If we need to evaluate $A_1+A_2+A_3+A_4$ (the magnitude of the bounded area), we will have to calculate
$
\underbrace{\int_a^x f(x) d x}_{\mathrm{A}_1}+\underbrace{\left|\int_x^y f(x) d x\right|}_{\mathrm{A}_2}+\underbrace{\int_y^z f(x) d x}_{\mathrm{A}_3}+\underbrace{\left|\int_z^b f(x) d x\right|}_{\mathrm{A}_4}
$

The area bounded by the curve when the curve intersects the X-axis

The graph $y=f(x) \forall x \in[a, b]$ intersects the $x$-axis at $x=c$.
If the function $f(x) \geq 0 \forall x \in[a, c]$ and $f(x) \leq 0 \forall x \in[c, b]$ then the area bounded by curve and $x$-axis, between lines $x=a$ and $\mathrm{x}=\mathrm{b}$ is

$\int_a^b|f(x)| d x=\int_a^c f(x) d x-\int_c^b f(x) d x$

The area is bounded by the curves $y=f(x), y=g(x)$, and the lines $x=a$ and $x=b$, and it is given that $f(x) \leq g(x)$.

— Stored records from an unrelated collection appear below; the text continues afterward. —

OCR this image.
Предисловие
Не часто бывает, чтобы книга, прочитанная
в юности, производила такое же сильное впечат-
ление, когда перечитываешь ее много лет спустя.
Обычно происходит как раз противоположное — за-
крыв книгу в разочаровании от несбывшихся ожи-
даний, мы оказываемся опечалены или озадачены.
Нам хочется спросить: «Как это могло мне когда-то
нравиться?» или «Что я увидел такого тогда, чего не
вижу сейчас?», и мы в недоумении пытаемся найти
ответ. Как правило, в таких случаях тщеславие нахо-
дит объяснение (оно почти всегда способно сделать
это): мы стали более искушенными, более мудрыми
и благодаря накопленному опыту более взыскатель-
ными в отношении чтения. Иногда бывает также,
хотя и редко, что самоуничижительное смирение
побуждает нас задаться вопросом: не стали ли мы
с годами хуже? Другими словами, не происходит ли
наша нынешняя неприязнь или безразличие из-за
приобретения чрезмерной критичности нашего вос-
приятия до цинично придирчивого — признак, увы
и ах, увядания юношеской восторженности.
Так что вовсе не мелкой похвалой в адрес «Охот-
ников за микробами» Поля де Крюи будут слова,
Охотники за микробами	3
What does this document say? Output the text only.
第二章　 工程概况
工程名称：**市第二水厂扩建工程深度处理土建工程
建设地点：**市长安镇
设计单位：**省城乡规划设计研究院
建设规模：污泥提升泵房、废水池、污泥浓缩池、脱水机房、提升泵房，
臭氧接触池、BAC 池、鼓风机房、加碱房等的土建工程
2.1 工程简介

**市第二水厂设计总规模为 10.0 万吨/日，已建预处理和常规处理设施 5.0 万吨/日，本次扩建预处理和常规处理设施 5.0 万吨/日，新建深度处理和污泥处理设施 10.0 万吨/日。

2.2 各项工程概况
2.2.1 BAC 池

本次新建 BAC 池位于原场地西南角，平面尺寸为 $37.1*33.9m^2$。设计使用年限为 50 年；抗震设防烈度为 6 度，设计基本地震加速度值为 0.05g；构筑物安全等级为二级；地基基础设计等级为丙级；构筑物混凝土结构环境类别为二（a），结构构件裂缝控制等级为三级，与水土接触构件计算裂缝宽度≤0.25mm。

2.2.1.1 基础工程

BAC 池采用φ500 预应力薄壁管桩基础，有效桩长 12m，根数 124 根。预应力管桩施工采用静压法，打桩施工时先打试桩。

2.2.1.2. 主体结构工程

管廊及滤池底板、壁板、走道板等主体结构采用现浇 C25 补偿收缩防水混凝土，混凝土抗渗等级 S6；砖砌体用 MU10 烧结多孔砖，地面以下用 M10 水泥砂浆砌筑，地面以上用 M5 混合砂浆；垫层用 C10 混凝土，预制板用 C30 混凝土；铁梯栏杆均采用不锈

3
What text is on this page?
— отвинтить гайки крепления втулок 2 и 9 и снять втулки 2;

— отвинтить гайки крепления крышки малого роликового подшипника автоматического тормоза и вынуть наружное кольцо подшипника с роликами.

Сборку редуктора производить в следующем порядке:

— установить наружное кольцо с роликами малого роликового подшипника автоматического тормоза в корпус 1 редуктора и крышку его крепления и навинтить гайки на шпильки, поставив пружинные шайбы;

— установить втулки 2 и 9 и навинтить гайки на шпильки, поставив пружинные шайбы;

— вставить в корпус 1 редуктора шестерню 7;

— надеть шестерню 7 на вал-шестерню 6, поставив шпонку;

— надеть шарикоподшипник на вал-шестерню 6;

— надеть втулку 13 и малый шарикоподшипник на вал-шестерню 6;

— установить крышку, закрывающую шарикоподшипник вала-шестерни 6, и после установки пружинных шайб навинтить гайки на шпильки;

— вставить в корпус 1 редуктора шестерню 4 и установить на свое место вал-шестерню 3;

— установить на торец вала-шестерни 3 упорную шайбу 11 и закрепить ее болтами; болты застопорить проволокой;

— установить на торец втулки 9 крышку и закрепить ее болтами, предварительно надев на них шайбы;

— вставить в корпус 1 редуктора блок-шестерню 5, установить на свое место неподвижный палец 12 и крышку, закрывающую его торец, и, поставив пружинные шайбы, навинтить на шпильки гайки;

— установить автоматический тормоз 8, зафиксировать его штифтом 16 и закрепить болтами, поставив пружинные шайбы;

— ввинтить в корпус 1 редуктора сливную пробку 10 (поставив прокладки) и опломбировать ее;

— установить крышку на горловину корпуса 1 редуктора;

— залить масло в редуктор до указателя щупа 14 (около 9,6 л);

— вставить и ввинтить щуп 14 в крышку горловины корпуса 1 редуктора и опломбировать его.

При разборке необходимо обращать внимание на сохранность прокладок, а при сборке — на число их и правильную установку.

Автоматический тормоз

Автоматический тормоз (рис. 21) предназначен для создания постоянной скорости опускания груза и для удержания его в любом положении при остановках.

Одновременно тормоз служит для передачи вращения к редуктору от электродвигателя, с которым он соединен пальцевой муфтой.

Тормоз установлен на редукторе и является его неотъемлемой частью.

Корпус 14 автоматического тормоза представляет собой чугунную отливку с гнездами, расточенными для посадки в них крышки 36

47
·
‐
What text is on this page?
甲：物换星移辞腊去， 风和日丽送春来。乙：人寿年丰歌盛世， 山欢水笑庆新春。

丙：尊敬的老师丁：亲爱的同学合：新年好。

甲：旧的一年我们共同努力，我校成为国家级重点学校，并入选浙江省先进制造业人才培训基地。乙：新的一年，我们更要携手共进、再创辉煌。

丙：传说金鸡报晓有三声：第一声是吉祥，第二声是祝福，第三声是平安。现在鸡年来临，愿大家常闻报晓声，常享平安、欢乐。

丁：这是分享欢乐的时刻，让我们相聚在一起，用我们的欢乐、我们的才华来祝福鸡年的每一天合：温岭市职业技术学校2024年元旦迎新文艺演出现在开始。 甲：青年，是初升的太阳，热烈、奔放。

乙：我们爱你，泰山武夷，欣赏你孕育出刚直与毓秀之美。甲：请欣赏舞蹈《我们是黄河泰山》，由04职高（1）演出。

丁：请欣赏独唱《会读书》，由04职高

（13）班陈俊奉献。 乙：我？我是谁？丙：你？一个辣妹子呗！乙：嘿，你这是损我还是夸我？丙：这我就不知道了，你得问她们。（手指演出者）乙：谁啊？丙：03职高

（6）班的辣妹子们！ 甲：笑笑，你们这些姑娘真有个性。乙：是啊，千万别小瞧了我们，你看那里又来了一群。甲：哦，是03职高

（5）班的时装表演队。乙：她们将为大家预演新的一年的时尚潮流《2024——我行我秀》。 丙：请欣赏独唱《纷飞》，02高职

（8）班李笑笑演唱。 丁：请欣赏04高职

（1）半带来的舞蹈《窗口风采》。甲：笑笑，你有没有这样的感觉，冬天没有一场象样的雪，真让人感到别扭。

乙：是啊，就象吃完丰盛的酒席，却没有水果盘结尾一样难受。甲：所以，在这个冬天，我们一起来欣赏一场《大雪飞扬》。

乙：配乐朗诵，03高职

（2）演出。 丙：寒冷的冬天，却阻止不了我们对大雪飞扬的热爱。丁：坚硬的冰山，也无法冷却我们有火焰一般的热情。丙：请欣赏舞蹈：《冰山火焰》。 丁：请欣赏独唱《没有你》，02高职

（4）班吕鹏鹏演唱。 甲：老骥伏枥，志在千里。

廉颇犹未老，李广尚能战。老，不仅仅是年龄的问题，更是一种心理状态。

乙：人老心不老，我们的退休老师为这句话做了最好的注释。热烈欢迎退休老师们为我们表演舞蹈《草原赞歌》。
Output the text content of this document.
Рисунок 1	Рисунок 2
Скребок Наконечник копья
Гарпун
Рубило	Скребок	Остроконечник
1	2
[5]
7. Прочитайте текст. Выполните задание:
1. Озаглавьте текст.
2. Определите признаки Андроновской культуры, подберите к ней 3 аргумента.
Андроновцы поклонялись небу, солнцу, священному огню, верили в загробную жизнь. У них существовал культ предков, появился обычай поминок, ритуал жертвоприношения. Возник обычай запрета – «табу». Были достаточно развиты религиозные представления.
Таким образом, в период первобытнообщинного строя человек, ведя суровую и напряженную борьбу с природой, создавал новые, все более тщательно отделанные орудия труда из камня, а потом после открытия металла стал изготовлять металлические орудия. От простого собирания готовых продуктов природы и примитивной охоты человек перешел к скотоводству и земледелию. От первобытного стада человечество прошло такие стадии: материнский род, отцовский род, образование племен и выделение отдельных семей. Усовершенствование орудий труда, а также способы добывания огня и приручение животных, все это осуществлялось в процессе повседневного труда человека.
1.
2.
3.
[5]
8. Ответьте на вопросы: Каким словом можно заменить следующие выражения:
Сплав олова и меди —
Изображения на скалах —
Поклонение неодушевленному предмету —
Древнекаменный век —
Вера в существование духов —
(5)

From the figure, it is clear that, 

Area of the shaded region = Area of the region ABEF -  Area of the region ABCD

$\int_a^b g(x) d x-\int_a^b f(x) d x=\int_a^b(\underbrace{g(x)}_{\begin{array}{c}\text { upper } \\ \text { curve }\end{array}}-\underbrace{f(x)}_{\begin{array}{c}\text { lower } \\ \text { curve }\end{array}}) d x$

Area bounded by the curves $y=f(x), y=g(x)$ which intersect each other in the interval [a, b]
First find the point of intersection of these curves $y=f(x)$ and $y=g(x)$ by solving the equation $f(x)$ $=g(x)$, let the point of intersection be $x=c$

Area of the shaded region  

$=\int_a^c\{f(x)-g(x)\} d x+\int_c^b\{g(x)-f(x)\} d x$

When two curves intersect more than one point

Area bounded by the curves $y=f(x), y=g(x)$ which intersect each other at three points at $x=a, x=$ $b$ and $x=c$.

To find the point of intersection, solve $f(x)=g(x)$.
For $x \in(a, c), f(x)>g(x)$ and for $x \in(c, b), g(x)>f(x)$.

Area bounded by curves,

$\begin{aligned} \mathrm{A} & =\int_a^b|f(x)-g(x)| d x \\ & =\int_a^c(f(x)-g(x)) d x+\int_c^b(g(x)-f(x)) d x\end{aligned}$